Department of Cardiology and Center for Cardiological Innovation, Oslo University Hospital, Rikshospitalet, Oslo, Norway; University of Oslo, Oslo, Norway.
Department of Cardiology and Center for Cardiological Innovation, Oslo University Hospital, Rikshospitalet, Oslo, Norway; University of Oslo, Oslo, Norway; Institute for Surgical Research, Oslo University Hospital, Rikshospitalet, Oslo, Norway.
JACC Cardiovasc Imaging. 2017 May;10(5):503-513. doi: 10.1016/j.jcmg.2016.06.011. Epub 2016 Oct 19.
The aim of this study was to investigate early markers of arrhythmic events (AEs) and improve risk stratification in early arrhythmogenic right ventricular cardiomyopathy (ARVC).
AEs are frequent in patients with ARVC, but risk stratification in subjects with early ARVC is challenging.
Early ARVC disease was defined as possible or borderline ARVC diagnosis according to the ARVC Task Force Criteria 2010. We performed resting and signal averaged electrocardiogram (ECG). Using echocardiography, we assessed right ventricular (RV) outflow tract diameter and right ventricular basal diameter (RV diameter). Global longitudinal strain and mechanical dispersion (MD) from strain echocardiography were assessed in both the right and left ventricle. AEs were defined as documented ventricular tachycardia, cardiac syncope, or aborted cardiac arrest.
Of 162 included subjects with ARVC (41 ± 16 years of age, 47% female), 73 had early ARVC, including mutation positive family members not fulfilling definite ARVC diagnosis. AEs occurred in 15 (21%) subjects with early ARVC. Those with AEs in early disease had larger RV diameter (40 ± 4 mm vs. 37 ± 5 mm), more pronounced RVMD (39 ± 15 ms vs. 26 ± 11 ms), and more pathological signal averaged ECGs compared with those without AEs (all p ≤ 0.05). Adding measurements of RV diameter and RVMD to electrical parameters improved identification of subjects with AEs compared with electrical parameters alone (p = 0.05).
ECG parameters, RV diameter, and RVMD were markers of previous arrhythmic events in patients with early ARVC. A combination of electrical and echocardiographic parameters improved identification of subjects with AEs in early ARVC disease.
本研究旨在探讨心律失常事件(AEs)的早期标志物,改善早期致心律失常性右心室心肌病(ARVC)的风险分层。
ARVC 患者常发生 AEs,但早期 ARVC 患者的风险分层具有挑战性。
早期 ARVC 疾病定义为根据 2010 年 ARVC 工作组标准可能或边界性 ARVC 诊断。我们进行了静息和信号平均心电图(ECG)检查。使用超声心动图评估右心室(RV)流出道直径和右心室基底直径(RV 直径)。评估应变超声心动图的右心室和左心室整体纵向应变和机械弥散(MD)。AEs 定义为有记录的室性心动过速、心脏性晕厥或心脏骤停中止。
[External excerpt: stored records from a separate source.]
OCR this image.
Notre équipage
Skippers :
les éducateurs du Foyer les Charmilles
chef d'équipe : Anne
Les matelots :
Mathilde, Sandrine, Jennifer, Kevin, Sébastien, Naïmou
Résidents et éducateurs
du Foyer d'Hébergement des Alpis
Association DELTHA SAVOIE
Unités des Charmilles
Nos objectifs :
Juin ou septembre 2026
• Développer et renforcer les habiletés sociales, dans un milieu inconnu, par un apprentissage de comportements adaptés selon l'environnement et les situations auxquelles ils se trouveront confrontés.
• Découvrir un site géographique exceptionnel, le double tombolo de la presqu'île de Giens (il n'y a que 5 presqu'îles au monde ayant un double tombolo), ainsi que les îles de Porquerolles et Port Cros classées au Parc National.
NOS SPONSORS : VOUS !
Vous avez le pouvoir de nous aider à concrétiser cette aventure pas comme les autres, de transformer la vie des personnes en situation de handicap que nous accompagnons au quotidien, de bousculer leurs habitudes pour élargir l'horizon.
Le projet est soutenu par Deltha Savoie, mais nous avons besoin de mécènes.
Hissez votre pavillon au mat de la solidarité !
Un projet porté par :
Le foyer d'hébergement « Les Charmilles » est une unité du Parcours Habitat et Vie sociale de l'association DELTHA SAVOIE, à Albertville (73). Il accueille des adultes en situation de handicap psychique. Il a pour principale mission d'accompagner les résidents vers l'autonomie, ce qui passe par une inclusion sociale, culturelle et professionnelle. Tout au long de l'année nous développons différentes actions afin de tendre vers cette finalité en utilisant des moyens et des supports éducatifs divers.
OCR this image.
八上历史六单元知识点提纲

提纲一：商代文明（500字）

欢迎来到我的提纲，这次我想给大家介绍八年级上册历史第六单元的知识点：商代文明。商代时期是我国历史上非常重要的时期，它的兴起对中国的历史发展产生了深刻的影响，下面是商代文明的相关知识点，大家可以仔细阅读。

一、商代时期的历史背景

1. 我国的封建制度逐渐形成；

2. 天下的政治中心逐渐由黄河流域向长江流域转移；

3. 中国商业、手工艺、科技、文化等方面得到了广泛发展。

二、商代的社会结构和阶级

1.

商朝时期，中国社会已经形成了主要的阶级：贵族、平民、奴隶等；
在 162 名 ARVC 患者(年龄 41 ± 16 岁,47%为女性)中,73 名患有早期 ARVC,包括不符合明确 ARVC 诊断的阳性突变家族成员。15 名(21%)早期疾病患者发生 AEs。与无 AEs 患者相比,早期疾病中发生 AEs 的患者 RV 直径更大(40 ± 4mm 比 37 ± 5mm),RVMD 更明显(39 ± 15ms 比 26 ± 11ms),且心电图异常信号更多(均 p ≤ 0.05)。与单独电参数相比,将 RV 直径和 RVMD 测量值加入电参数可更好地识别发生 AEs 的患者(p = 0.05)。
心电图参数、RV 直径和 RVMD 是早期 ARVC 患者发生心律失常事件的标志物。电参数和超声心动图参数的结合可提高早期 ARVC 疾病中发生 AEs 的患者的识别能力。